Os Bombeiros Voluntários de Vila Praia de Âncora, que combateram o sinistro, depararam-se com um poço, cavado no quintal da casa. A explosão, seguida de incêndio, ocorreu cerca das 09h35, tendo sido o fogo extinto por volta das 13h00. Os bombeiros, que empenharam 13 homens e quatro viaturas, tiveram como principal preocupação evitar a propagação das chamas às casas das imediações e à moradia do proprietário da empresa, Agostinho Gomes.
Os artefactos pirotécnicos encontravam-se num poço, com muros de cimento, no quintal da casa, escondidos por um anexo da habitação. Ao que o CM apurou, estes seriam depois transportados para o paiol da empresa, na aldeia de Ribeiro (Terras de Bouro), na zona da Serra do Gerês.
Entre o material havia baterias, repuxos e fontes luminosas destinados a festas e romarias, que tinham sido guardados no poço às 07h00 de ontem, acabando por rebentar cerca de duas horas depois, em princípio por causa de um curto-circuito.

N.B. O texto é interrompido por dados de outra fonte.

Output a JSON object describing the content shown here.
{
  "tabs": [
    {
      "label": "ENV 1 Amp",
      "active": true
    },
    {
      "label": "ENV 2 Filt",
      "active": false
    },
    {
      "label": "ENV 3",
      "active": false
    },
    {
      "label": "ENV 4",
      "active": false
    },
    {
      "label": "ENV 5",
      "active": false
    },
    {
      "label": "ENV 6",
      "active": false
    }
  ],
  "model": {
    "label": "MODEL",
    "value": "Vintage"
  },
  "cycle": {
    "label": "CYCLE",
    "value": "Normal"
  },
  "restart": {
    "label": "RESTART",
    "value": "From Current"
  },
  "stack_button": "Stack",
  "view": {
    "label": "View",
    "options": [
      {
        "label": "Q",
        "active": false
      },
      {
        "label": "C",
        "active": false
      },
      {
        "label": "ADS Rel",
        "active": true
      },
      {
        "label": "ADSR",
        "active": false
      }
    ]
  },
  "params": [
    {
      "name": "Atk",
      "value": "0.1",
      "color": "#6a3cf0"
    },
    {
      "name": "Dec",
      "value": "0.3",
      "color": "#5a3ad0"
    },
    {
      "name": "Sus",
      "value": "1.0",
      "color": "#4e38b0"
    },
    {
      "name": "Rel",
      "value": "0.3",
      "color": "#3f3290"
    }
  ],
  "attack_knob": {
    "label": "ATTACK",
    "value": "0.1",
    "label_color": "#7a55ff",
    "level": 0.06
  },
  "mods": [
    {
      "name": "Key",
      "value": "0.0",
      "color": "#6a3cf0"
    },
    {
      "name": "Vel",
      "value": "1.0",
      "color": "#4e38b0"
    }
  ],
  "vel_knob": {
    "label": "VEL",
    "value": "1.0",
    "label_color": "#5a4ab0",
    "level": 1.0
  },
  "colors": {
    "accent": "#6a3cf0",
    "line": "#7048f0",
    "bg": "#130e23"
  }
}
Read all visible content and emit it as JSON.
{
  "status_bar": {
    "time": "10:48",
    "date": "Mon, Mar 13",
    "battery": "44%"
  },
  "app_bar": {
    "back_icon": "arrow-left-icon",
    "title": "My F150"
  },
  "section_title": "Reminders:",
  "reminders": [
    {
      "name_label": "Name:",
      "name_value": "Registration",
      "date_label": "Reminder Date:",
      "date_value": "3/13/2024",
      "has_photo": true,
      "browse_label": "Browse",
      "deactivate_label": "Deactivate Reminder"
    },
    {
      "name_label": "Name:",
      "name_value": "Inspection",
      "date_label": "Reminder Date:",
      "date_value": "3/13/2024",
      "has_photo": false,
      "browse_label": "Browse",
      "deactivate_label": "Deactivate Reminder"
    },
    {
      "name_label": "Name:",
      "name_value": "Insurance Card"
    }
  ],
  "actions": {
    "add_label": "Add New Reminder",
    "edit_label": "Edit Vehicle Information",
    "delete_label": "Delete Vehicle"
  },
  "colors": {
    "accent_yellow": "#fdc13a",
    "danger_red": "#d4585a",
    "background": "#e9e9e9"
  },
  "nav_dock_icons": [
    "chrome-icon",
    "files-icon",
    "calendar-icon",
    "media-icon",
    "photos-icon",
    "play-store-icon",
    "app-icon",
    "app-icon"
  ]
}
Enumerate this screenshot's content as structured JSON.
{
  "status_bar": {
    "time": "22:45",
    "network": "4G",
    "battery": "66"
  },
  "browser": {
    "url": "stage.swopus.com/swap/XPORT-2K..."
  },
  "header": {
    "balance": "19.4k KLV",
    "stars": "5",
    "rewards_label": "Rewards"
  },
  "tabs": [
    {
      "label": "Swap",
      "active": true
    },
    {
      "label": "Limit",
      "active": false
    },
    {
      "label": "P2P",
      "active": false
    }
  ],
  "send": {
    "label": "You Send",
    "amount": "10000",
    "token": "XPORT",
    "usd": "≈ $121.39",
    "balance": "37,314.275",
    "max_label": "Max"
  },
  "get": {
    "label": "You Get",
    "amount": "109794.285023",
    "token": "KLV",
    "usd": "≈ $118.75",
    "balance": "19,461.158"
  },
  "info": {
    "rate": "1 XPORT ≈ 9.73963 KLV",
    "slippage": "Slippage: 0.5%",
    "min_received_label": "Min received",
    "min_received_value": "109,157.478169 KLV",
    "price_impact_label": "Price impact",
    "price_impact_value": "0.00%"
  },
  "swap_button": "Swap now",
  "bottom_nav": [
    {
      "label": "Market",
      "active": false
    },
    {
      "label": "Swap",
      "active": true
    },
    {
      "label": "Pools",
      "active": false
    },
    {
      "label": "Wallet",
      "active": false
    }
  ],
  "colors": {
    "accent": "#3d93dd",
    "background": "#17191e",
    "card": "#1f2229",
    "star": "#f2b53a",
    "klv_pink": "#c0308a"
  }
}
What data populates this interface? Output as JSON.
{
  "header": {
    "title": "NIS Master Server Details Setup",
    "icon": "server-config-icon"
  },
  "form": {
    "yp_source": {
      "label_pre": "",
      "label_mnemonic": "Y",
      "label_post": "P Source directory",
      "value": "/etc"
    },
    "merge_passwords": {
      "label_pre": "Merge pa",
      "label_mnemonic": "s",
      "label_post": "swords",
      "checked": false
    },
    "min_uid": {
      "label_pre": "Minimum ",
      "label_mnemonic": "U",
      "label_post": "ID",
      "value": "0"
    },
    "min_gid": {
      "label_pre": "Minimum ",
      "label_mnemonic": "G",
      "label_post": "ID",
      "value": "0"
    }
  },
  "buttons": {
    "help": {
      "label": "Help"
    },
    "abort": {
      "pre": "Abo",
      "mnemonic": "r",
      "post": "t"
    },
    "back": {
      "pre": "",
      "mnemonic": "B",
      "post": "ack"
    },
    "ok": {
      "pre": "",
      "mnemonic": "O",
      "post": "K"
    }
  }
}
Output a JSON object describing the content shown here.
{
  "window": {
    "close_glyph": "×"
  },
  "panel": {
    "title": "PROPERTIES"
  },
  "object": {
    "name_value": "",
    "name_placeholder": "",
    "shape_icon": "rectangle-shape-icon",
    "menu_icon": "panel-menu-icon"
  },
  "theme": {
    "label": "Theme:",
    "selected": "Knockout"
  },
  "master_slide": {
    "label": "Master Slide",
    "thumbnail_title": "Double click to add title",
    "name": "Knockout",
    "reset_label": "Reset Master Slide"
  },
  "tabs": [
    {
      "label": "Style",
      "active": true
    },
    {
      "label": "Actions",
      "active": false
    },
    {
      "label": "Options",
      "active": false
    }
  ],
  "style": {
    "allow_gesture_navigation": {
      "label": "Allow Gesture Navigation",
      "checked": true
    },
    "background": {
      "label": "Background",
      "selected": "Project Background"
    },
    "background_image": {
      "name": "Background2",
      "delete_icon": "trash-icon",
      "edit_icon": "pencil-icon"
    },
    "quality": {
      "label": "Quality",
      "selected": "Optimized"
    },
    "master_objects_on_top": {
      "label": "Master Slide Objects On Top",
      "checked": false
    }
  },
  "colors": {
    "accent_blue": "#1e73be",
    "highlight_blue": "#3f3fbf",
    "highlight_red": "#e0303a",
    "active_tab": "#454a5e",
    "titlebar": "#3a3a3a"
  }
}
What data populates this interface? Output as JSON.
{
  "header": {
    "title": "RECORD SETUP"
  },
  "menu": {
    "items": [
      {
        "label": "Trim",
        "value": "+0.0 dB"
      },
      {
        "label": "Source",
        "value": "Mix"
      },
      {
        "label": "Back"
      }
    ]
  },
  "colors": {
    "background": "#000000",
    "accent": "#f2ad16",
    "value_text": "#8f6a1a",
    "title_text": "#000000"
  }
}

Agostinho Gomes, de 41 anos, sócio da empresa, recusou-se a prestar declarações aos jornalistas, argumentando “estar proibido pelas autoridades de falar à imprensa”. Os prejuízos principais do sinistro ocorreram nos escritórios da empresa de pirotecnia, que ficaram destruídos.
De acordo com um dirigente da Associação Nacional de Empresários de Produtos Explosivos, Santos da Cunha, “este caso vem uma vez mais recordar que só se fiscaliza quem está dentro da legalidade e investe muito em segurança, enquanto outros há que operam no mercado sem regras e fazendo concorrência desleal aos que cumprem integralmente toda a legislação apertadíssima do sector”.
Após o incidente de ontem, a PSP fez uma vistoria ao local.
ACIDENTES EM SÉRIE
UCRANIANO VITIMADO
Operário ucraniano faleceu ao mexer em explosivos numa oficina em Bouça das Baldanças, nos arredores de Amarante, em 29 de Abril de 2004.
MORTE EM ESPOSENDE
Um operário de 32 anos morreu durante a limpeza de um paiol, em Esposende, a 31 de Janeiro de 2005. Jorge Alves tinha um irmão que também faleceu no mesmo local, em 1995, numa empresa centenária de Monte, em Antas, Esposende.
ÚLTIMA EXPLOSÃO
A última explosão de pirotecnia foi há uma semana, numa empresa de Ponte da Barca, de nome Barquense. Não houve feridos, já que o único operário se apercebeu e fugiu a tempo.